Surakarta, 5 Februari 2026
Kegiatan Perkumpulan Prodi Pendidikan Sejarah Se-Indonesia (P3SI) dilaksanakan pada tanggal 5 Februari 2026 di Surakarta. Kegiatan ini menjadi momentum strategis dalam memperkuat sinergi antar Program Studi Pendidikan Sejarah di seluruh Indonesia dalam rangka meningkatkan mutu pendidikan, penelitian, dan pengabdian kepada masyarakat. Acara ini dihadiri oleh para ketua program studi, dosen, serta perwakilan perguruan tinggi dari berbagai wilayah di Indonesia. Rangkaian kegiatan terdiri atas tiga agenda utama, yaitu:
Pelantikan Pengurus Pusat P3SI
Kegiatan diawali dengan pelantikan Pengurus Pusat P3SI periode terbaru. Prosesi pelantikan berlangsung khidmat dan penuh semangat kebersamaan. Dalam sambutannya, pengurus yang baru dilantik menyampaikan komitmen untuk memperkuat kolaborasi nasional, meningkatkan kualitas kurikulum Pendidikan Sejarah, serta mendorong inovasi pembelajaran berbasis riset dan teknologi.
Rapat Kerja Nasional
Agenda selanjutnya adalah rapat kerja yang membahas program strategis organisasi, meliputi:
- Penyelarasan kurikulum Pendidikan Sejarah berbasis Outcome-Based Education (OBE).

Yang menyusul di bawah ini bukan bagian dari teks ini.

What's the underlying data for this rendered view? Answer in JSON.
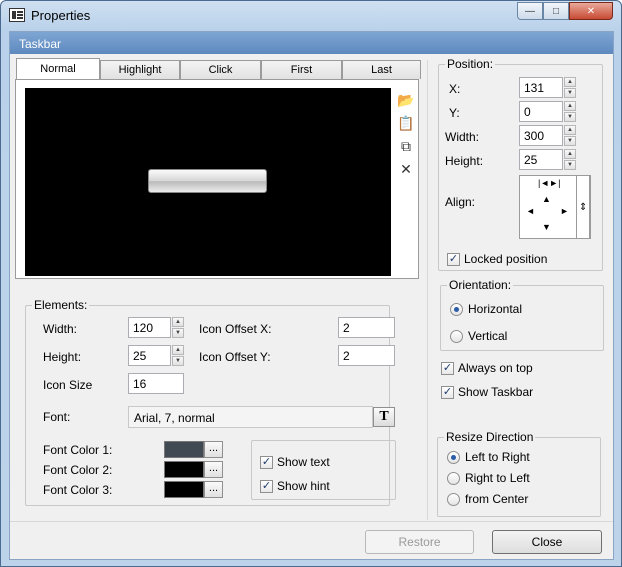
{
  "window": {
    "title": "Properties",
    "controls": {
      "minimize": "—",
      "maximize": "□",
      "close": "✕"
    }
  },
  "header": {
    "title": "Taskbar"
  },
  "tabs": [
    {
      "label": "Normal",
      "active": true
    },
    {
      "label": "Highlight",
      "active": false
    },
    {
      "label": "Click",
      "active": false
    },
    {
      "label": "First",
      "active": false
    },
    {
      "label": "Last",
      "active": false
    }
  ],
  "preview_tools": [
    {
      "name": "open-folder-icon",
      "glyph": "📂"
    },
    {
      "name": "paste-icon",
      "glyph": "📋"
    },
    {
      "name": "copy-icon",
      "glyph": "⧉"
    },
    {
      "name": "delete-icon",
      "glyph": "✕"
    }
  ],
  "elements": {
    "legend": "Elements:",
    "width_label": "Width:",
    "width_value": "120",
    "height_label": "Height:",
    "height_value": "25",
    "icon_size_label": "Icon Size",
    "icon_size_value": "16",
    "icon_offset_x_label": "Icon Offset X:",
    "icon_offset_x_value": "2",
    "icon_offset_y_label": "Icon Offset Y:",
    "icon_offset_y_value": "2",
    "font_label": "Font:",
    "font_value": "Arial, 7, normal",
    "font_button": "T",
    "font_color_1_label": "Font Color 1:",
    "font_color_1": "#414a52",
    "font_color_2_label": "Font Color 2:",
    "font_color_2": "#000000",
    "font_color_3_label": "Font Color 3:",
    "font_color_3": "#000000",
    "dots": "...",
    "show_text_label": "Show text",
    "show_text": true,
    "show_hint_label": "Show hint",
    "show_hint": true
  },
  "position": {
    "legend": "Position:",
    "x_label": "X:",
    "x_value": "131",
    "y_label": "Y:",
    "y_value": "0",
    "width_label": "Width:",
    "width_value": "300",
    "height_label": "Height:",
    "height_value": "25",
    "align_label": "Align:",
    "locked_label": "Locked position",
    "locked": true
  },
  "orientation": {
    "legend": "Orientation:",
    "options": [
      "Horizontal",
      "Vertical"
    ],
    "selected": "Horizontal"
  },
  "always_on_top_label": "Always on top",
  "always_on_top": true,
  "show_taskbar_label": "Show Taskbar",
  "show_taskbar": true,
  "resize_direction": {
    "legend": "Resize Direction",
    "options": [
      "Left to Right",
      "Right to Left",
      "from Center"
    ],
    "selected": "Left to Right"
  },
  "footer": {
    "restore_label": "Restore",
    "close_label": "Close"
  },
  "colors": {
    "header": "#6a93c6",
    "preview_bg": "#000000"
  }
}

- Penguatan penelitian kolaboratif antarperguruan tinggi.
- Peningkatan kualitas publikasi ilmiah dan seminar nasional/internasional.
- Pengembangan kerja sama dalam bidang Merdeka Belajar Kampus Merdeka (MBKM).
- Perumusan agenda kegiatan tahunan P3SI.
Rapat kerja berlangsung secara partisipatif dan menghasilkan sejumlah rekomendasi yang akan menjadi pedoman pelaksanaan program kerja selama satu periode kepengurusan.
Penandatanganan Kerja Sama Antar Perguruan Tinggi
Sebagai bentuk konkret penguatan jejaring nasional, dilakukan penandatanganan nota kesepahaman (MoU) antara program studi Pendidikan Sejarah dari berbagai kampus di Indonesia. Kerja sama tersebut mencakup:
- Pertukaran dosen dan mahasiswa,
- Kolaborasi penelitian dan publikasi ilmiah,
- Penyelenggaraan seminar dan konferensi bersama,
- Pengembangan bahan ajar dan buku ajar bersama,
- Penguatan praktik baik (best practices) dalam pengelolaan program studi.
Kegiatan ini menjadi langkah strategis dalam membangun ekosistem akademik Pendidikan Sejarah yang lebih kolaboratif, adaptif, dan berdaya saing nasional maupun global.